Fashion is notoriously fickle, and that seems to be the case for online used-clothing marketplace Poshmark, too, as the company is delaying its planned initial public offering until next year.

Fashion companies have been busy for the past year or so, with Revolve (RVLV 0.45%), The RealReal (REAL -5.04%), and Levi Strauss (LEVI -0.63%) all going public in 2019. Wrangler jeans parent Kontoor Brands (KTB -0.06%) was spun off from VF Corp, Farfetch (FTCH) hit the markets last year, and Stitch Fix (SFIX -29.97%) came in late 2017. But the fun began to quickly unravel this summer as the stocks of the fashion-world darlings turned cold. As the chart below shows, investors have been pulling on the thread for most of these companies, and several trade well below their debut prices on the market.

Stock

Offer Price

Open Price

Recent Price

Change (Decline) From Open

Farfetch

$20.00

$27.00

$9.95

(63.1%)

Kontoor Brands

N/A

$34.96

$36.03

3.1%

Levi Strauss

$17.00

$22.22

$19.01

(14.4%)

The RealReal

$20.00

$28.00

$16.35

(41.6%)

Revolve

$18.00

$25.16

$25.06

(0.4%)

Stitch Fix

$15.00

$16.95

$21.80

28.6%

Data source: Company financial filings, Yahoo! Finance.

The glare of the public spotlight

Not only has the market acid-washed these fashion nameplates, it's also causing others to rethink their path to the public spotlight. Torrid was supposed to go public this year after two years of planning but canceled its deal in April, because it believed it was "consistent with the public interest and the protection of investors."

The market for new issues in general became more dicey, with iHeartMedia canceling plans for an IPO while Anheuser-Busch InBev pulled its Asia-Pacific business IPO in Hong Kong, and VW did the same with its truck division in Germany.
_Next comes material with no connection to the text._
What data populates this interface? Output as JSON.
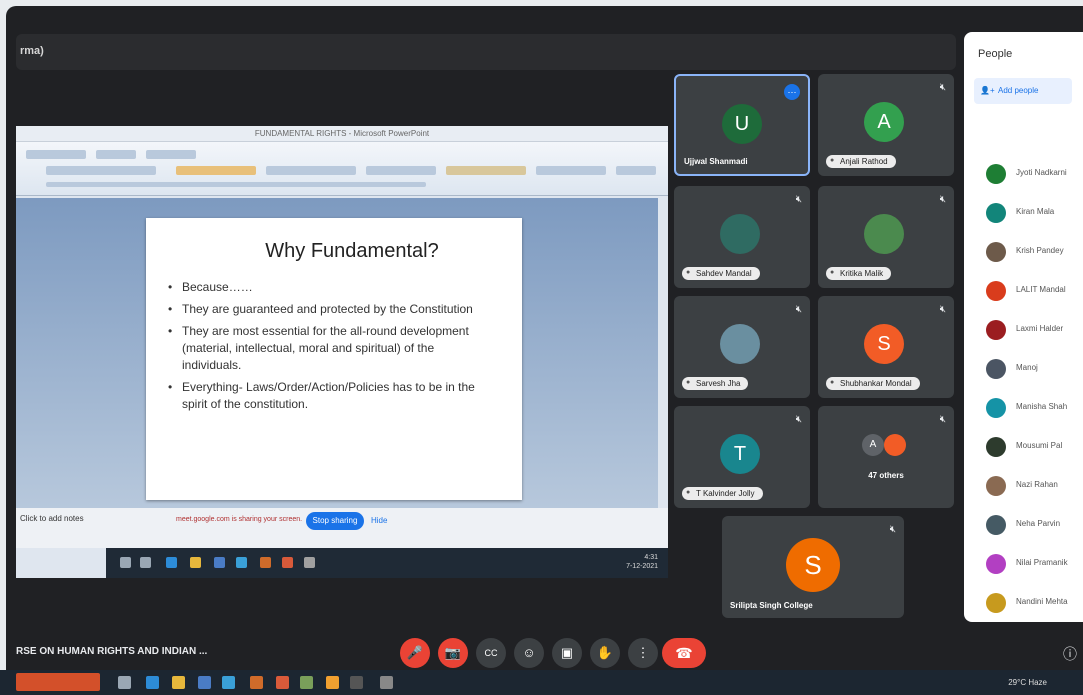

Poshmark is reportedly delaying its offering to improve sales and work on execution, though one would think that should have been its focus long before it decided to go public. It provides a marketplace for the online sale of used luxury clothing and accessories, but more recently, the company said it was expanding into home goods as well. Poshmark reportedly has 50 million members on its site.

Try something, anything

As brick-and-mortar retailers have struggled to regain their footing due to the explosion of e-commerce, nontraditional retail concepts have leaped to the fore as potential ways for businesses to cope. Beyond partnerships like Kohl's serving as a point of return for purchases made on Amazon.com, retailers are trying new ideas to bring customers in. 

Woman sitting on bench next to purses

Image source: Getty Images.

Kohl's tested opening stores that sold returned items (it closed the four-store concept this year); Macy's and J.C. Penney are partnering with ThreadUp to sell used clothes, much like The RealReal's online consignment shop; clothing rental is growing in popularity with Urban Outfitters recently joining New York & Co. and AnnTaylor in testing the trend; and Stitch Fix and Nordstrom are just two big names offering subscription services for clothing.
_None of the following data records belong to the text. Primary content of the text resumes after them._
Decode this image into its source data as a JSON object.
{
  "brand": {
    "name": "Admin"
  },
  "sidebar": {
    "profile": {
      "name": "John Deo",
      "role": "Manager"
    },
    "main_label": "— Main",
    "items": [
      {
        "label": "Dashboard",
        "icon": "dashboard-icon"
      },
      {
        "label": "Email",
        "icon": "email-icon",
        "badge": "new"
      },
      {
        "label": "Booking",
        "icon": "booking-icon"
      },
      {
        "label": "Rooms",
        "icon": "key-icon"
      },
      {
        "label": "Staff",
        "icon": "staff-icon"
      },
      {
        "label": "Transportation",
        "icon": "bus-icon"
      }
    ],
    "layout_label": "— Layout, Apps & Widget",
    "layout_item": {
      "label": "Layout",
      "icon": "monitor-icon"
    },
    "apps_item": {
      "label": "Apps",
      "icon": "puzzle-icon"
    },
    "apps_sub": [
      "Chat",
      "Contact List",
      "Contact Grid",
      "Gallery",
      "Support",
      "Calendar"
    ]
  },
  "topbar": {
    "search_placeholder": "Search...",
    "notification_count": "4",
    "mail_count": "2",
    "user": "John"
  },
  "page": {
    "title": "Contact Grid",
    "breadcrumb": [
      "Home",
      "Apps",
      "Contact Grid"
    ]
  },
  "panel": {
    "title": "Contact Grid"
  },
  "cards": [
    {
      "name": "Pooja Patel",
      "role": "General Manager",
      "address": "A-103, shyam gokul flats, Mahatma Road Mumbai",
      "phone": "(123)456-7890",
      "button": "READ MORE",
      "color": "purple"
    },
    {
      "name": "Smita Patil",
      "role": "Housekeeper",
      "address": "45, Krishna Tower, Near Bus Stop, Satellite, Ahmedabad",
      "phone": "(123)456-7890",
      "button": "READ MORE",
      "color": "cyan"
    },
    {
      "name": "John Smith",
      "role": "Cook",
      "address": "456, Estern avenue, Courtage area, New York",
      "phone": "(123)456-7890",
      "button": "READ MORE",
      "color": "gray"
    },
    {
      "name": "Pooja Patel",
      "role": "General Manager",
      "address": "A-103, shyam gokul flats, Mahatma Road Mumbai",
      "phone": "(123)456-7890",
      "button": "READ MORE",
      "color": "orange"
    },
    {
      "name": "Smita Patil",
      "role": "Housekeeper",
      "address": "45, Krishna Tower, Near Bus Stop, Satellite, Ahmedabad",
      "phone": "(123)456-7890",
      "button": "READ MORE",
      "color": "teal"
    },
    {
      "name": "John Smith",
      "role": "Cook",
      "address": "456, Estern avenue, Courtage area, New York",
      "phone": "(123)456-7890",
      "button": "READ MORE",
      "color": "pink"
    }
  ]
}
Nordstrom is even expanding its Local store, which doesn't sell clothes at all but rather serves as a hub for services and will send someone out to deliver clothes you bought elsewhere.

Return to sender

Yet as we see fashion retailers start to pull public offerings, and the stocks of some of these trendsetters struggle, it becomes clear the appetite for fashion start-ups -- whether high end, mid-tier, or even in the bargain basement -- is not so strong.

There may be individual circumstances that caused Farfetch's stock to implode or The RealReal to tumble hard (though it rose somewhat after reporting earnings in August). But in an uncertain market with trade tensions and the potential for a recession, we may see more fashion start-ups pull the plug on going public. And investors may just decide these are fads -- not sustainable trends worth putting your money into.